Tallyfy triggers tasks, provides structured inputs through form fields, and captures outputs. Webhooks or API calls connect Tallyfy processes with OpenAI’s agent tools.

Diagram

What to notice:

  • Multiple tools - agents pick between computer use, web search, and file search based on what the task needs
  • Structured data flow - Tallyfy sends inputs via form fields and captures agent outputs for downstream tasks
  • Error handling - failed tasks route to human review through Tallyfy’s conditional logic

OpenAI agent capabilities

Responses API - combines chat with multi-tool support, so agents can use web search, file search, and computer use in a single API call.

Agents SDK - open-source toolkit for single-agent and multi-agent workflows. Works with OpenAI models and competitors like Anthropic and Google.

Computer Use (CUA) - browser automation using o3 reasoning. Takes screenshots, finds UI elements, and simulates mouse/keyboard actions. Available through ChatGPT agent mode.

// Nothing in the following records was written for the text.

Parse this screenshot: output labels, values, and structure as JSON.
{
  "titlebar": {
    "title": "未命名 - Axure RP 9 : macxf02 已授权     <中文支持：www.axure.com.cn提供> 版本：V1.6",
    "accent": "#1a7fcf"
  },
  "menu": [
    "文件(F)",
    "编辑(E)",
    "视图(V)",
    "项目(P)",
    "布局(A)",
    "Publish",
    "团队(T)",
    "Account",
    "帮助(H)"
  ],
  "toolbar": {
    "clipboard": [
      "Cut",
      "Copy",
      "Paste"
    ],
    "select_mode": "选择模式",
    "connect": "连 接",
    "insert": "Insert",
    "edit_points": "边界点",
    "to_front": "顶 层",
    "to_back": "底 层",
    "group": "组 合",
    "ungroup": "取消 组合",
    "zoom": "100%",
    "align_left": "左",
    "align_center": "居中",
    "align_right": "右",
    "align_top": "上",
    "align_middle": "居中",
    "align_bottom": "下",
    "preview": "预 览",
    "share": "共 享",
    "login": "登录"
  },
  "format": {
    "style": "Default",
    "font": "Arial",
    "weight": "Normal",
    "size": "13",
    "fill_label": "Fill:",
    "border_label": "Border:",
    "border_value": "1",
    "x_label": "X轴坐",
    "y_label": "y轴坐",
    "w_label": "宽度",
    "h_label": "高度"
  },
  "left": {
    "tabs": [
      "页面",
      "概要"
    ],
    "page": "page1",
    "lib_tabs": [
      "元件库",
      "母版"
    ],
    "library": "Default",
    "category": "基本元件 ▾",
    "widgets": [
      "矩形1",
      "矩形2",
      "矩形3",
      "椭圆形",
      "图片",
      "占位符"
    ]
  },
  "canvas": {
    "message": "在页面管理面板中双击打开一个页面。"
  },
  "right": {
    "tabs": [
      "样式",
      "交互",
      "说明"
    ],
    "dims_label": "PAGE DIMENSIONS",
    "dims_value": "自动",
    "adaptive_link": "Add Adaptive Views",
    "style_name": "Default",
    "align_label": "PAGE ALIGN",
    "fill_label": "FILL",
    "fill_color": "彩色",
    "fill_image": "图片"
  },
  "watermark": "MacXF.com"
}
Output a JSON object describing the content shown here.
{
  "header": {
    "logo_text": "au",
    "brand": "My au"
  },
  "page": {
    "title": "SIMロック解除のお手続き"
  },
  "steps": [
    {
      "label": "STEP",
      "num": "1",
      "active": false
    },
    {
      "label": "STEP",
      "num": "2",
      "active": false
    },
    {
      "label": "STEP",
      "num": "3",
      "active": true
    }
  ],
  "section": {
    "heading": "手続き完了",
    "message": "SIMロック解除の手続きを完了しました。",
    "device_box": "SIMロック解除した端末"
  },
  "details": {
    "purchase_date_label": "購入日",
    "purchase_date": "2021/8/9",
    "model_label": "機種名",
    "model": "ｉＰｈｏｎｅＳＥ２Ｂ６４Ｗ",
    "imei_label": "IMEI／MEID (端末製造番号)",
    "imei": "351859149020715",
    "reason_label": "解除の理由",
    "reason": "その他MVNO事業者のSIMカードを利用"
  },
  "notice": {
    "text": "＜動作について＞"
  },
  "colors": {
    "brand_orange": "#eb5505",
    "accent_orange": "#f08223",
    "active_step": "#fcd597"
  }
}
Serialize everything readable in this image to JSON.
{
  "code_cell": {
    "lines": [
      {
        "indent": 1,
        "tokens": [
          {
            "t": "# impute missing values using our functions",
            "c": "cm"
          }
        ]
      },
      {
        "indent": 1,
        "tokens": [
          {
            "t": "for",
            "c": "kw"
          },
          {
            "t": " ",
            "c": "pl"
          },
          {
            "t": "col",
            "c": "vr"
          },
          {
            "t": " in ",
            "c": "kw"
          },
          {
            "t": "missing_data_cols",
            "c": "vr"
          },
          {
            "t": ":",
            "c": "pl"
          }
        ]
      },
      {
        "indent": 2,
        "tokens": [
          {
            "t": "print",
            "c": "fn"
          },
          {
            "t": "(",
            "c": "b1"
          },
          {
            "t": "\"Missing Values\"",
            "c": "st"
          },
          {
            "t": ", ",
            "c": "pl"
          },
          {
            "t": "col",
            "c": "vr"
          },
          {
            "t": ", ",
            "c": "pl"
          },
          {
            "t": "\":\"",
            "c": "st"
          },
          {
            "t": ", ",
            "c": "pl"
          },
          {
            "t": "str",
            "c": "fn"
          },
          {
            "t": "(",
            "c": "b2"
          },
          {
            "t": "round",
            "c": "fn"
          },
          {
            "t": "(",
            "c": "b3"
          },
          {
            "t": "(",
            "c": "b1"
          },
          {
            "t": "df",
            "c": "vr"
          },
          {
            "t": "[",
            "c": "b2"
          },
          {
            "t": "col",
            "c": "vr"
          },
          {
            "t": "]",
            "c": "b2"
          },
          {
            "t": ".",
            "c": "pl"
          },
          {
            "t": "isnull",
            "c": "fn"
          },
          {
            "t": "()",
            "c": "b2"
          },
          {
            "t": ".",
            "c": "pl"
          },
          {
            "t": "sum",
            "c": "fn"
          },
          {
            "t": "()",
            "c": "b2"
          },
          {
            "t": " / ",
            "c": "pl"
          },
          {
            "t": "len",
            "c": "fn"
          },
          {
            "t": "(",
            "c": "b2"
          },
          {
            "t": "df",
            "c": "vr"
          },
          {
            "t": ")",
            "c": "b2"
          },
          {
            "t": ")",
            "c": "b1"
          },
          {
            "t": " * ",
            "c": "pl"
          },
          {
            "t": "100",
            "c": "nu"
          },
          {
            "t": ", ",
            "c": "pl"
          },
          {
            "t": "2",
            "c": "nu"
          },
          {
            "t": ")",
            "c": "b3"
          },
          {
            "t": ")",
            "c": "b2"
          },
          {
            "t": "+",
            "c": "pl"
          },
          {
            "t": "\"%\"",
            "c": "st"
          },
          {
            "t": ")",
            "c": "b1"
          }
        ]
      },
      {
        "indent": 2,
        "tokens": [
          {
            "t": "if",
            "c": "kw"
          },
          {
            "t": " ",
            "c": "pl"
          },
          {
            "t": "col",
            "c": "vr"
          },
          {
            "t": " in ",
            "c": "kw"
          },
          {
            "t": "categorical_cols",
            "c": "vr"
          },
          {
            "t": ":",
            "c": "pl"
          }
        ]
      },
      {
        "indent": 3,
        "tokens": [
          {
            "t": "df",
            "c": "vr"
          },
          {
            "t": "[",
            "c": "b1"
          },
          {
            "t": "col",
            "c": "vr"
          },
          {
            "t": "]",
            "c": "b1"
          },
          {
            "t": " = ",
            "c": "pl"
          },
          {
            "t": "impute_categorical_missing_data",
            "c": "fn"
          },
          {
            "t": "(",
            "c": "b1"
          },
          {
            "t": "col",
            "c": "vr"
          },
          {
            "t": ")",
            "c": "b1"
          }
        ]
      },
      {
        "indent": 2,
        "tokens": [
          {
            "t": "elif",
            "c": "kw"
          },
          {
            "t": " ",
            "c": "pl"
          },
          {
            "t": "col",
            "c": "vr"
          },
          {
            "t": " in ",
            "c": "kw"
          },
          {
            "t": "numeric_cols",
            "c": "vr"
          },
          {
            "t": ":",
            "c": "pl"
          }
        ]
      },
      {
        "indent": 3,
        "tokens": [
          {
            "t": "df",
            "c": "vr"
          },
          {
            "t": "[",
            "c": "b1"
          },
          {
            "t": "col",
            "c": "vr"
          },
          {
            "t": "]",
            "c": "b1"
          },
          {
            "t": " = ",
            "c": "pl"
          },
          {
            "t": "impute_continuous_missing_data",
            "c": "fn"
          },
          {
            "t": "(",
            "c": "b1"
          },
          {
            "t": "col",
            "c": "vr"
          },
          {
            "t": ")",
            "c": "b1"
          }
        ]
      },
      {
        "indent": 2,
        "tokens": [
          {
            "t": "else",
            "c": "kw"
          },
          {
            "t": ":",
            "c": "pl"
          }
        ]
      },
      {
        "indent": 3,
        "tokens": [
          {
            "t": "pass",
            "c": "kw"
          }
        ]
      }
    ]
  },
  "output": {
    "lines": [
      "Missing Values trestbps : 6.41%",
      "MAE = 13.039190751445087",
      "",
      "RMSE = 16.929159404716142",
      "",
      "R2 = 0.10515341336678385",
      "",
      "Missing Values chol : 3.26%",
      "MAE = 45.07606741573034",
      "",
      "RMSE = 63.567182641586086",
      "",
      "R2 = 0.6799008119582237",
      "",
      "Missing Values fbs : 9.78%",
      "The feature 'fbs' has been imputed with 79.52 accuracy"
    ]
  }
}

Web search - uses GPT-4o search with cited sources.

File search - retrieves documents from large sets with metadata filtering.

Connecting with Tallyfy workflows

Trackable execution - every agent action runs inside a Tallyfy process with a full audit trail.

Error recovery - when agents hit issues, Tallyfy’s conditional logic routes tasks to humans.

Start small - begin with simple tasks like form filling or data extraction. Watch the results. Expand gradually.

MCP support - with Model Context Protocol servers, OpenAI agents can interact with Tallyfy using natural language commands like “complete the next task in customer onboarding.”

CUA model details

Visual perception - captures screenshots and identifies buttons, text fields, and links.

Action execution - simulates mouse clicks and keyboard input on websites.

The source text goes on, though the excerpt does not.